Source and Progression of African Slavery - 2 Local slave traders first obtained their supplies of enslaved persons from nearby coastal regions --- As demand grew, they had to move farther inland to find people to enslave. Some rulers eventually became concerned about the welfare of their own countries - King Afonso of Congo wrote to the king of Portugal, asking him to end the slave trade. Europeans and other Africans, however, generally ignored such protests.

Source and Progression of African Slavery - 3 Local rulers who traded in enslaved people viewed the slave trade as a source of income.

Impact of the Slave Trade

Impact of the Slave Trade - 1 The slave trade depopulated some areas and deprived many African communities of their youngest and strongest men and women. The desire of slave traders to provide a constant supply of enslaved persons increased warfare in Africa ---- Coastal or near-coastal African chiefs and their followers, armed with guns acquired from the trade in enslaved people, increased raids and wars on neighboring peoples.

Impact of the Slave Trade - 2 The use of enslaved Africans remained largely acceptable to European society.
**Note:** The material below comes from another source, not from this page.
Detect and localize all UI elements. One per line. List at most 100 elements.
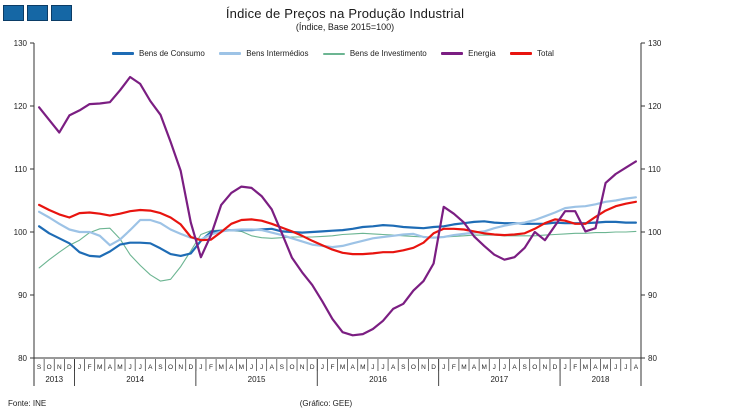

Europeans continued to view Africans as inferior beings fit chiefly for slave labor. Not until the Quakers, began to condemn slavery in the 1770s did feelings against slavery begin to build in Europe.

Impact of the Slave Trade - 3 Even then, it was not until the French Revolution in the 1790s that the French abolished slavery. The British ended the slave trade in 1807 and abolished slavery throughout the empire in 1833. Slavery finally ended in the United States in the 1860’s with the oncoming Civil War.